Luc Besson, ha diretto il film, potendo contare su un lavoro di preparazione incompleto, dove le figure di riferimento sono una, inaccessibile al tempo delle riprese a causa della detenzione, e l’altra purtroppo tragicamente e prematuramente scomparsa. Le difficoltà di accesso al materiale di esperienza diretta riguardante Aung San Suu Kyi, hanno contribuito sfavorevolmente a realizzare un film dove il materiale reale, e le conoscenze pregresse dello spettatore invadono lo schermo, conferendo merito e pathos ad una pellicola equilibrata solo a brevi tratti. Il film non vuole essere politico, non ne possiede infatti le sfumature, ma non si spiega la scelta di voler comunque descrivere accuratamente un contesto sociale per buona parte del film, che risulta così semplificato, bozzettistico e a tratti estremamente caricato. Quanto alla decisione di dare centralità alla storia d’amore, i rapporti tra “Suu” e il marito Micheal Artis (David Thewlis), sono spesso saturi di una formalità che se negli intenti ricalca la compostezza orientale e il frutto della lontananza, finisce per tenere lo spettatore a distanza di sicurezza. Solamente nella parte finale quando la passione e la tragedia accelerano, si è coinvolti, tentando di dimenticare la fatica di un’ora e mezza passata ad osservare una reclusione ripetitiva.
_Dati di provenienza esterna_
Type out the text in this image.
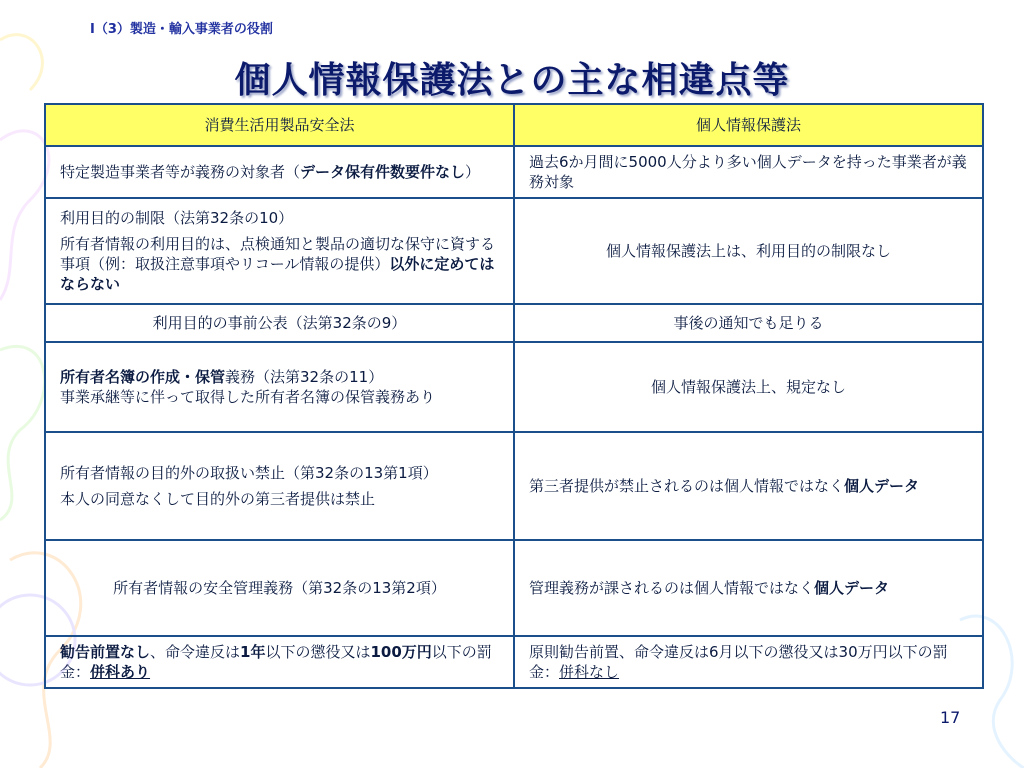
Ⅰ（3）製造・輸入事業者の役割
個人情報保護法との主な相違点等
消費生活用製品安全法	個人情報保護法
特定製造事業者等が義務の対象者（データ保有件数要件なし）	過去6か月間に5000人分より多い個人データを持った事業者が義務対象

利用目的の制限（法第32条の10）
所有者情報の利用目的は、点検通知と製品の適切な保守に資する事項（例：取扱注意事項やリコール情報の提供）以外に定めてはならない	個人情報保護法上は、利用目的の制限なし
利用目的の事前公表（法第32条の9）	事後の通知でも足りる

所有者名簿の作成・保管義務（法第32条の11）
事業承継等に伴って取得した所有者名簿の保管義務あり	個人情報保護法上、規定なし

所有者情報の目的外の取扱い禁止（第32条の13第1項）
本人の同意なくして目的外の第三者提供は禁止	第三者提供が禁止されるのは個人情報ではなく個人データ
所有者情報の安全管理義務（第32条の13第2項）	管理義務が課されるのは個人情報ではなく個人データ
勧告前置なし、命令違反は1年以下の懲役又は100万円以下の罰金：併科あり	原則勧告前置、命令違反は6月以下の懲役又は30万円以下の罰金：併科なし
17
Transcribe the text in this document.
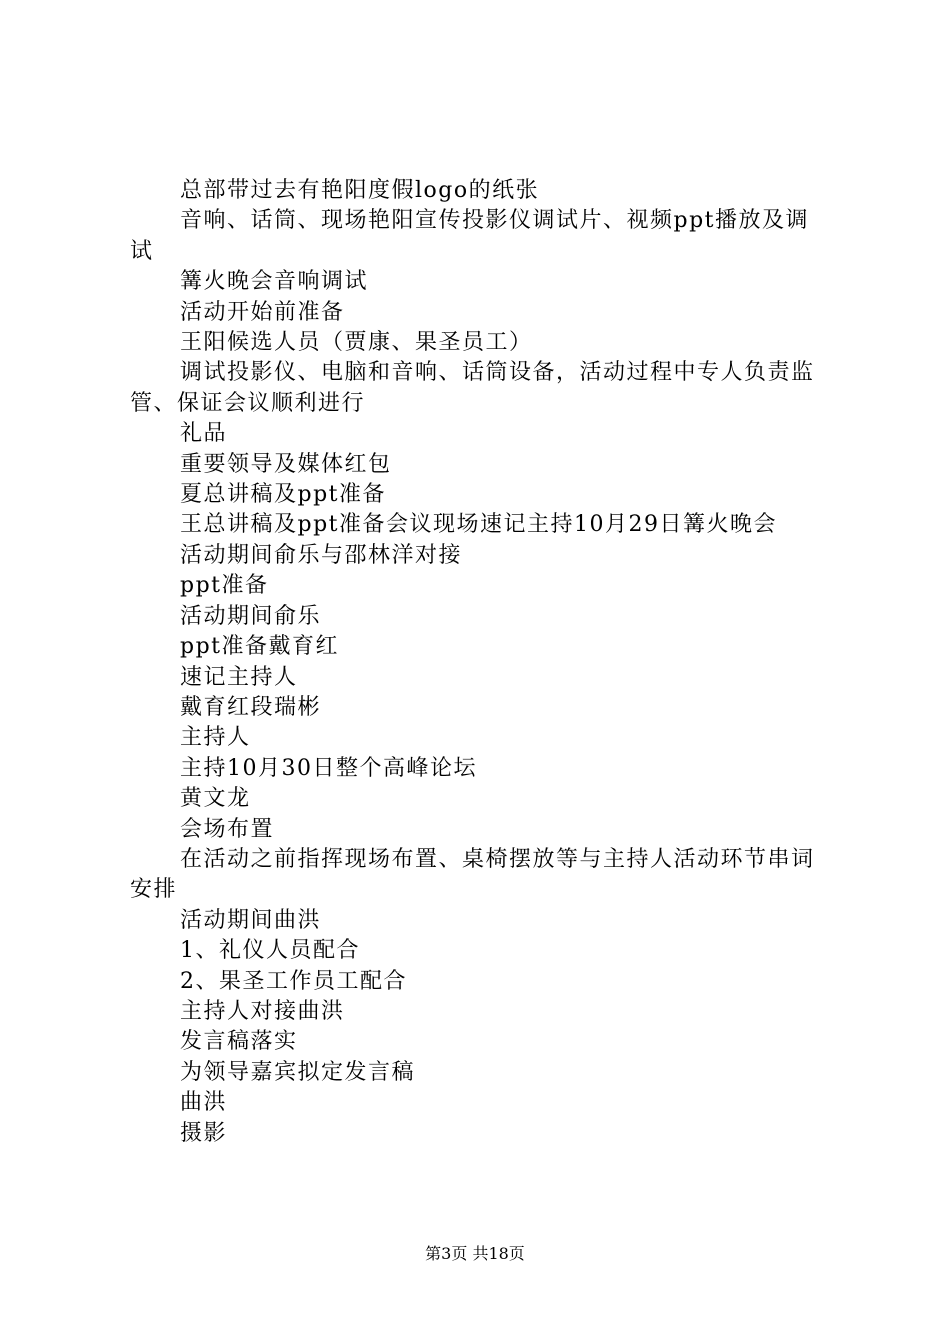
总部带过去有艳阳度假logo的纸张

音响、话筒、现场艳阳宣传投影仪调试片、视频ppt播放及调试

篝火晚会音响调试

活动开始前准备

王阳候选人员（贾康、果圣员工）

调试投影仪、电脑和音响、话筒设备，活动过程中专人负责监管、保证会议顺利进行

礼品

重要领导及媒体红包

夏总讲稿及ppt准备

王总讲稿及ppt准备会议现场速记主持10月29日篝火晚会

活动期间俞乐与邵林洋对接

ppt准备

活动期间俞乐

ppt准备戴育红

速记主持人

戴育红段瑞彬

主持人

主持10月30日整个高峰论坛

黄文龙

会场布置

在活动之前指挥现场布置、桌椅摆放等与主持人活动环节串词安排

活动期间曲洪

1、礼仪人员配合

2、果圣工作员工配合

主持人对接曲洪

发言稿落实

为领导嘉宾拟定发言稿

曲洪

摄影

第3页 共18页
Se è vero che anche dietro ogni donna c’è un grande uomo, e dietro questa grande donna, uno Stato che palpita con essa, il film non è all’altezza di dipingere l’interazione tra le parti. L’unica figura completa e monolitica che si erige al di sopra di tutto è proprio quella di Aung San Suu Kyi, ed è la forza della materia reale e la necessità di divulgare una storia di libertà violate, a valicare lo schermo, mentre il resto, con tutte le scusanti necessarie, è un elemento accessorio e di disturbo alla visione.